Flutter 2:1

Tracé
N° 26
Constructeur Abbott Prothèse PM Chapitre DAV, TRE, périodes réfractaires
Patient

Homme de 61 ans, implanté d'un stimulateur double chambre AccentTM DR dans le cadre d’un bloc auriculo-ventriculaire complet; consulte pour palpitations; durant l’interrogation du stimulateur, mise en évidence d’une tachycardie;

Tracé

L’EGM atrial révèle l’existence d’une tachycardie atriale (flutter) avec des cycles atriaux réguliers, monomorphes (intervalles réels 235 ms); un signal sur 2 est détecté par le canal atrial, le second signal tombant dans le blanking atrial post-stimulation ventriculaire (trait gras); stimulation ventriculaire rapide à 130 battements/minute, un cycle atrial sur 2 étant classé AS et générant donc un délai AV; absence de repli.

Commentaires

Ce tracé montre les limites de la programmation d’un blanking atrial post-ventriculaire trop long. La non détection d’un signal atrial sur 2 durant un épisode de flutter conduit à la survenue d’une tachycardie stimulée mal supportée chez ce patient dépendant. La réduction de sa valeur permet le diagnostic d’arythmie atriale et une commutation de mode rapide. Pour éviter l’écoute croisée tout en conservant une capacité correcte de détection des arythmies atriales, la programmation peut jouer sur une balance entre périodes de blanking et sensibilité atriale.

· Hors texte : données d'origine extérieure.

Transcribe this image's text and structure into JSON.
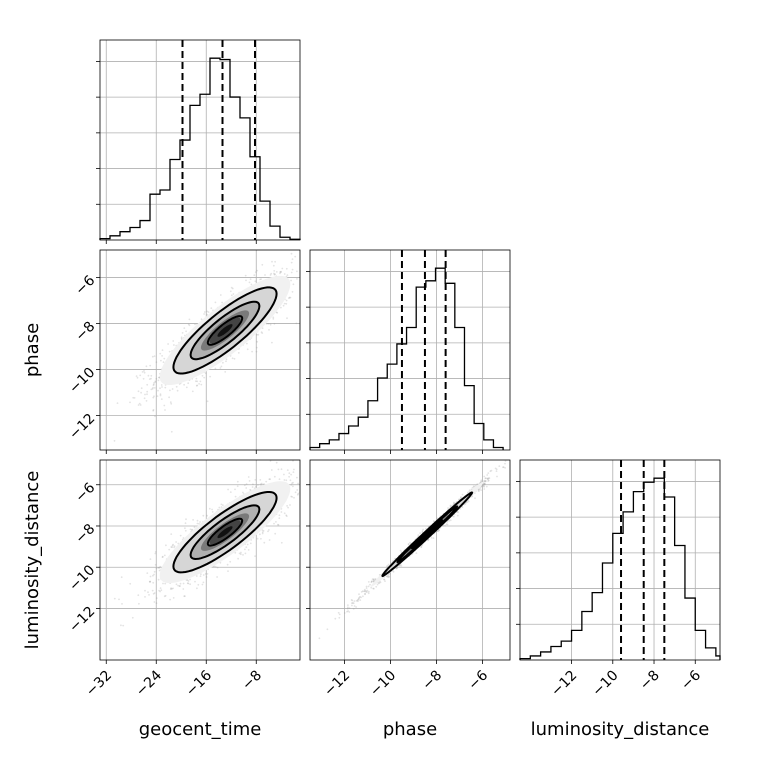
{
  "chart_data": {
    "type": "corner",
    "parameters": [
      "geocent_time",
      "phase",
      "luminosity_distance"
    ],
    "grid": true,
    "ranges": {
      "geocent_time": [
        -33,
        -1
      ],
      "phase": [
        -13.5,
        -4.8
      ],
      "luminosity_distance": [
        -14.5,
        -4.8
      ]
    },
    "ticks": {
      "geocent_time": [
        -32,
        -24,
        -16,
        -8
      ],
      "phase": [
        -12,
        -10,
        -8,
        -6
      ],
      "luminosity_distance": [
        -12,
        -10,
        -8,
        -6
      ]
    },
    "y_ticks": {
      "phase": [
        -12,
        -10,
        -8,
        -6
      ],
      "luminosity_distance": [
        -12,
        -10,
        -8,
        -6
      ]
    },
    "tick_labels": {
      "geocent_time": [
        "−32",
        "−24",
        "−16",
        "−8"
      ],
      "phase": [
        "−12",
        "−10",
        "−8",
        "−6"
      ],
      "luminosity_distance": [
        "−12",
        "−10",
        "−8",
        "−6"
      ]
    },
    "y_tick_labels": {
      "phase": [
        "−12",
        "−10",
        "−8",
        "−6"
      ],
      "luminosity_distance": [
        "−12",
        "−10",
        "−8",
        "−6"
      ]
    },
    "histograms": {
      "geocent_time": {
        "edges": [
          -33,
          -31.4,
          -29.8,
          -28.2,
          -26.6,
          -25,
          -23.4,
          -21.8,
          -20.2,
          -18.6,
          -17,
          -15.4,
          -13.8,
          -12.2,
          -10.6,
          -9,
          -7.4,
          -5.8,
          -4.2,
          -2.6,
          -1
        ],
        "counts": [
          1,
          3,
          6,
          9,
          14,
          33,
          36,
          58,
          72,
          97,
          105,
          131,
          130,
          103,
          88,
          60,
          28,
          10,
          2,
          0.5
        ],
        "quantiles": [
          -19.8,
          -13.4,
          -8.2
        ]
      },
      "phase": {
        "edges": [
          -13.5,
          -13.08,
          -12.66,
          -12.24,
          -11.82,
          -11.4,
          -10.98,
          -10.56,
          -10.14,
          -9.72,
          -9.3,
          -8.88,
          -8.46,
          -8.04,
          -7.62,
          -7.2,
          -6.78,
          -6.36,
          -5.94,
          -5.52,
          -5.1
        ],
        "counts": [
          2,
          5,
          8,
          13,
          19,
          26,
          39,
          57,
          68,
          84,
          97,
          129,
          134,
          144,
          132,
          97,
          51,
          21,
          8,
          2
        ],
        "quantiles": [
          -9.5,
          -8.5,
          -7.6
        ]
      },
      "luminosity_distance": {
        "edges": [
          -14.5,
          -14.0,
          -13.5,
          -13.0,
          -12.5,
          -12.0,
          -11.5,
          -11.0,
          -10.5,
          -10.0,
          -9.5,
          -9.0,
          -8.5,
          -8.0,
          -7.5,
          -7.0,
          -6.5,
          -6.0,
          -5.5,
          -5.0,
          -4.8
        ],
        "counts": [
          1,
          3,
          6,
          10,
          14,
          22,
          36,
          50,
          72,
          94,
          110,
          125,
          132,
          135,
          121,
          85,
          46,
          22,
          9,
          3
        ],
        "quantiles": [
          -9.6,
          -8.5,
          -7.5
        ]
      }
    },
    "pairs": [
      {
        "x": "geocent_time",
        "y": "phase",
        "center": [
          -13.0,
          -8.3
        ],
        "sigma": [
          5.5,
          1.25
        ],
        "rho": 0.85,
        "levels": [
          0.5,
          1.0,
          1.5
        ]
      },
      {
        "x": "geocent_time",
        "y": "luminosity_distance",
        "center": [
          -13.0,
          -8.3
        ],
        "sigma": [
          5.5,
          1.3
        ],
        "rho": 0.85,
        "levels": [
          0.5,
          1.0,
          1.5
        ]
      },
      {
        "x": "phase",
        "y": "luminosity_distance",
        "center": [
          -8.4,
          -8.4
        ],
        "sigma": [
          1.3,
          1.35
        ],
        "rho": 0.995,
        "levels": [
          0.5,
          1.0,
          1.5
        ]
      }
    ]
  }
}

Le blanking atrial post-ventriculaire (BAPV) est une période réfractaire absolue appliquée dans l’oreillette après détection et stimulation ventriculaire. Sa durée est visualisable sur le tracé par un trait gras suivant la stimulation ventriculaire. Son utilité est d’éviter la détection de l'artéfact de stimulation ventriculaire et de la dépolarisation du ventricule spontané ou stimulé par le canal atrial. Les événements atriaux qui se produisent pendant cette période réfractaire absolue ne sont pas détectés et donc pas pris en compte pour le décompte des arythmies atriales (calcul de la fréquence atriale filtrée). La durée du blanking atrial est programmable entre 60 à 250 ms avec une valeur nominale de 150 ms.

La période réfractaire atriale post-ventriculaire (PRAPV) est une période réfractaire relative qui suit le BAPV. Sa fonction principale est de prévenir la survenue d'une tachycardie par réentrée électronique en classant comme réfractaire (AR sur la chaine de marqueur) une conduction atriale rétrograde. Pour éviter de recycler la stimulation ventriculaire sur une conduction atriale rétrograde, la PRAPV doit être théoriquement programmée à une valeur supérieure au temps de conduction rétrograde ventriculo-auriculaire du patient. La valeur moyenne du temps de conduction rétrograde est comprise entre 220 et 280 ms suivant les patients mais peut parfois être encore plus longue avec nécessité d'allonger la PRAPV. Une PRAPV programmée trop longue peut toutefois induire l’apparition d’un bloc 2/1 à des fréquences intrinsèques élevées lorsque le stimulateur fonctionne en mode de suivi atrial (DDD ou VDD). La PRAPV est programmable entre 125 et 500 ms (valeur nominale 275 ms). La programmation d’une PRAPV dynamique permet d’adapter la valeur de la PRAPV en fonction de la fréquence cardiaque ce qui permet de repousser le point de 2/1. Il est possible de programmer ce paramètre sur Arrêt, Faible, Moyen, Elevé. La PRAPV est raccourcie linéairement afin d’atteindre une fenêtre d’écoute atriale cible qui est d'autant plus importante que le paramètre est réglé sur Elevé. Il faut également programmer une PRAPV la plus courte (programmable entre 125 et 475 ms, valeur nominale 175 ms).

Message à retenir

L'absence de repli sur un épisode de FA est le plus souvent en rapport avec une sous-détection de cycles de petite amplitude. L'absence de repli sur un épisode de flutter atrial est le plus souvent en rapport avec la programmation d'un blanking atrial post-ventriculaire trop long, une activité atriale sur 2 n'étant pas détectée comme dans cet exemple.